I bet the real story is one of retention, which is not always what companies want to advertise. If you’re going into the office, it’s harder to find time to schedule interview.
But on top of that, going into the office and talking to real people and building relationships is going to result in you wanting to stay with the company for longer. This is what I like about going into the office. I don’t know if I work any more effectively, but I do like getting lunch with people and just hanging out, and I do feel a greater attachment to the team as a result. If I were totally remote, I surely would just be working for the highest bidder.
I can tell you with certainty it's the opposite of retention. Point #3 on prakhar897 comment is pretty much everything, nobody is hiring, firing is happening across all F500 just slowly enough to fly under the radar.
Avoid IRL meetings, even if the other person is sitting 5 meters away, why? because productivity measuring software gets no data points if you meet IRL, you are instead measured as AFK. If you VC, the productivity software measures your attendance, how much time you spent talking versus others, is your video on, your adherence to the calls schedule, and depending on the VC software, it can even analyze the transcript and decide if your input / the entire meeting was valuable. Managers can get an aggregate roll up of all this data and great insights into which departments, team members an individual most interacted with... it goes on and on.

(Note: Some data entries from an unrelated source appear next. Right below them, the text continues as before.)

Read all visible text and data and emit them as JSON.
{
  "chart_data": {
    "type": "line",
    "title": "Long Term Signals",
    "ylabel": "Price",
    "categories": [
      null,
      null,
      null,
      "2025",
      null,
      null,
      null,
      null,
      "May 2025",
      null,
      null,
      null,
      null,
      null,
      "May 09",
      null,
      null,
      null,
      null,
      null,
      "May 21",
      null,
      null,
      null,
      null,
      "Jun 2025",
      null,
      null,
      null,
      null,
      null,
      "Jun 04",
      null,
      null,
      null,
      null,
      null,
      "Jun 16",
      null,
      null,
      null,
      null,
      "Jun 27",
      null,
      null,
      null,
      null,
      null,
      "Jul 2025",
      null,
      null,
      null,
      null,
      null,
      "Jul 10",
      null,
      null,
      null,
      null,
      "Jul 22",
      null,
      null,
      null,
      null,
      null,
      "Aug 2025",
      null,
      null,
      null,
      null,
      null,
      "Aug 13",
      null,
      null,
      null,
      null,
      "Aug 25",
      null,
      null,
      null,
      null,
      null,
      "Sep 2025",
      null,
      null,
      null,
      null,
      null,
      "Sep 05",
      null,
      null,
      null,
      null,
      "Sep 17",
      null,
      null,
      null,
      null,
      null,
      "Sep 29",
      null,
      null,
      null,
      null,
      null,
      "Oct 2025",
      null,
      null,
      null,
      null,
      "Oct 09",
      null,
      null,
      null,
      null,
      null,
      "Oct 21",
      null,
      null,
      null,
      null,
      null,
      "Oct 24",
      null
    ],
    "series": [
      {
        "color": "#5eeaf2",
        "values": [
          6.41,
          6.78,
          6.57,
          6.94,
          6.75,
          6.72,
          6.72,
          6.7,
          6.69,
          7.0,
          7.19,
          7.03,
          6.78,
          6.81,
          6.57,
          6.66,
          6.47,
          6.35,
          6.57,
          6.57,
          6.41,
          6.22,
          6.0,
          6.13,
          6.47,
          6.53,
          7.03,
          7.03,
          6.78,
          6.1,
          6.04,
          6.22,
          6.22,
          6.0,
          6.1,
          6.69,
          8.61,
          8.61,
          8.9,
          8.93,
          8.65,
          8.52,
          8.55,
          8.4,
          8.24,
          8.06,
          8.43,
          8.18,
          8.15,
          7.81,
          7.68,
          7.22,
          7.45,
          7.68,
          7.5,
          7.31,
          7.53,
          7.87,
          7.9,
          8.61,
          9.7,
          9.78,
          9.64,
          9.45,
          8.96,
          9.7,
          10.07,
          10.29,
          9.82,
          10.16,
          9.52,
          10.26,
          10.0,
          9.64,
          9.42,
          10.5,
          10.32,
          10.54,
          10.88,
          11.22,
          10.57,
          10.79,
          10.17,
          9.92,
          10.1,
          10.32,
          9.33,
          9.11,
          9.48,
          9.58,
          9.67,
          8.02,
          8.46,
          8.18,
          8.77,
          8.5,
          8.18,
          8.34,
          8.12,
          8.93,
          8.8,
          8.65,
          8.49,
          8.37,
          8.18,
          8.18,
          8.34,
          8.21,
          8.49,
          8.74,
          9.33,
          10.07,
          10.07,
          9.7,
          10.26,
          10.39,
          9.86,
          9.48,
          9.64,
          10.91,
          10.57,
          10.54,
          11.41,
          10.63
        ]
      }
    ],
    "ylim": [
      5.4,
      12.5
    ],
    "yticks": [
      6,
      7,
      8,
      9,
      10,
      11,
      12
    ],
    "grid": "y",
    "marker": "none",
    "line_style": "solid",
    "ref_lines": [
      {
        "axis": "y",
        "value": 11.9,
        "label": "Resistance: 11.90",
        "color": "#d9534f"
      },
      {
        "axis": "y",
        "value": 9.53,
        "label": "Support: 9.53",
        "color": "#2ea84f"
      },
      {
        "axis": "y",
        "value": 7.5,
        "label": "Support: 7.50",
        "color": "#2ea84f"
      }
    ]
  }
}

At most mega corps you may not be informed yet, but you are already living in a corporate Orwellian dystopia.
In all your corporate comms, on chat or on VC, Make no jokes, speak no niceties reduce small talk, use positive words but not too much, since the machine is bad at understanding, humor, cynicism or sarcasm. Don't ramble, the machine is good at boiling down emotional or spirited ramblings about directions are very bad, they are boiled down to, "not a fit".
Retention doesn't seem to be a real focus - there are still layoffs happening. If anything, the other angle for RTO is a form of constructive dismissal to augment the RIFs without taking the hit for severance.
Using RTO to get rid of people is such a catastrophically bad management strategy. You have no control over who is going to leave, so you could just end up encouraging you most valuable or even critical people to leave. That may happen anyway, no doubt, but that should not be your goal.
Doubt it because companies usually spend more on recruitment than retention. Sometimes hiring for the same position at a higher range than the one given to existing employees for the same role.
But on top of that, going into the office and talking to real people and building relationships is going to result in you wanting to stay with the company for longer. This is what I like about going into the office. I don’t know if I work any more effectively, but I do like getting lunch with people and just hanging out, and I do feel a greater attachment to the team as a result. If I were totally remote, I surely would just be working for the highest bidder.